Good to see that I'm not the only person running into this problem! PDF rendering is more than fast enough for me as well with a single thread, despite me being on a first generation Threadripper CPU, which has a relatively low single thread performance.

To clarify things a little for other people stumbling over this issue, the long patch here was only for debugging. The actual patch is the second single-line patch in this comment

astoeckel commented 3 years ago

See #1498 for a PR implementing a stress test that evokes this bug.

astoeckel commented 3 years ago

See https://github.com/astoeckel/texstudio_poppler_crash_bug for a stand-alone program reproducing this bug.

astoeckel commented 3 years ago

I'm now 100% convinced that this a an upstream bug in Poppler. I suggest leaving this issue open until upstream has fixed the bug.

astoeckel commented 3 years ago

Fixed upstream: https://gitlab.freedesktop.org/poppler/poppler/-/commit/31734dcb365e2b69d88c86ddaee3bd62af97fade

ghost commented 3 years ago

@astoeckel, I'm curious. Does poppler-qt5's stress test for mutlithreaded rendering crash on your machine prior to the fix? if not, their test suite is seriously broken.

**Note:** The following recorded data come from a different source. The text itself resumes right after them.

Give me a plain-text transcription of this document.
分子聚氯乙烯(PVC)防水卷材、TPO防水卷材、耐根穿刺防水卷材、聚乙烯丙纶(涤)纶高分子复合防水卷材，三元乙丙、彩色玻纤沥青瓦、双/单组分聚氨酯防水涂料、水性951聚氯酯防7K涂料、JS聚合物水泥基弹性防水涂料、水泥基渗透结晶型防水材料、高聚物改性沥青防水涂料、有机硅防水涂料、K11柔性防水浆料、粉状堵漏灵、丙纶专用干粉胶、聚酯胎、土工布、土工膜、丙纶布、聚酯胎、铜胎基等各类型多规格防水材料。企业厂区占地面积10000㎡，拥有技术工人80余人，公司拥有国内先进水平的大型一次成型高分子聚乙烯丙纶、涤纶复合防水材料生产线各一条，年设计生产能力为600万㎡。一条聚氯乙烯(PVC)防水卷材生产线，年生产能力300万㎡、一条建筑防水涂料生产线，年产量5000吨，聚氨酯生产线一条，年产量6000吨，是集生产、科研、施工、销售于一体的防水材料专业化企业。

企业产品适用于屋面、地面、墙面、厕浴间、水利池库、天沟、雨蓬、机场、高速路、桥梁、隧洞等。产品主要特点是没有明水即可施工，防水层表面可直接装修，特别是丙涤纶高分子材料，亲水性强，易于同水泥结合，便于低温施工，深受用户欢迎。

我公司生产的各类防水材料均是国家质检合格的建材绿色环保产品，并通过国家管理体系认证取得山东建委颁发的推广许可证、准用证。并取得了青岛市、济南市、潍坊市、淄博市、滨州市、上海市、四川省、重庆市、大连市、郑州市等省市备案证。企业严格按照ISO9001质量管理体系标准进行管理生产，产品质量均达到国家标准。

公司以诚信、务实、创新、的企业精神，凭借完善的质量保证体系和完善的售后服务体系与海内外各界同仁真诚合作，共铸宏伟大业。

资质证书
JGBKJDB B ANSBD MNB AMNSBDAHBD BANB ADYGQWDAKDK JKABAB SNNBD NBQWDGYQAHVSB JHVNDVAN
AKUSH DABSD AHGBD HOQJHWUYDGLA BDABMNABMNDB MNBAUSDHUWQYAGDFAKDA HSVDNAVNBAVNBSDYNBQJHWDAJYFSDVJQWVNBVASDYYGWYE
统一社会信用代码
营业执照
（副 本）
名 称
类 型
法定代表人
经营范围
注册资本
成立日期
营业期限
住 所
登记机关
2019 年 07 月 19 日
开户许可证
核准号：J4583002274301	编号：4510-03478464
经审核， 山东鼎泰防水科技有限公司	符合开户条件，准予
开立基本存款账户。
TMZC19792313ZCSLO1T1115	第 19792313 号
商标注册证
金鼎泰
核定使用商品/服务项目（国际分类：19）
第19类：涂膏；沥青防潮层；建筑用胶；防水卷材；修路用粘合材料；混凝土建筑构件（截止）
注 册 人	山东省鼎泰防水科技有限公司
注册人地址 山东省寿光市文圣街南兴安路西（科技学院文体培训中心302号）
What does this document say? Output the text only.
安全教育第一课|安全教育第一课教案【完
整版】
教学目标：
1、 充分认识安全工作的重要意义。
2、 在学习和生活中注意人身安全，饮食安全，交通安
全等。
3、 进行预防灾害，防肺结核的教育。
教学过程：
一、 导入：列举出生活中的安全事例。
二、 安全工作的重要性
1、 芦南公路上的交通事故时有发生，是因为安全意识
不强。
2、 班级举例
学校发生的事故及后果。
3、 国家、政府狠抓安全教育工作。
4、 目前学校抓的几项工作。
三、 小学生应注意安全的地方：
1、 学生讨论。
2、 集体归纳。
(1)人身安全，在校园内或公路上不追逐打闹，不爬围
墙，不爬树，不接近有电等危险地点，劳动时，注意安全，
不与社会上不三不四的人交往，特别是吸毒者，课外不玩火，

https://cgit.freedesktop.org/poppler/poppler/tree/qt5/tests/stress-threads-qt5.cpp

astoeckel commented 3 years ago

Good call! stress-threads-qt5 does indeed crash, and does so almost immediately. So their test case is fine; it is probably the combination of the specific PDF and the high core count CPU causing the issue.

My command line:

./stress-threads-qt5 10 16 16 stoeckel.2020c.pdf
sunderme commented 3 years ago

Thanks to Andreas for providing the test case and communicating with poppler.

sunderme commented 3 years ago

by the way, ./stress-threads-qt5 10 16 16 stoeckel.2020c.pdf fails on my machine as well.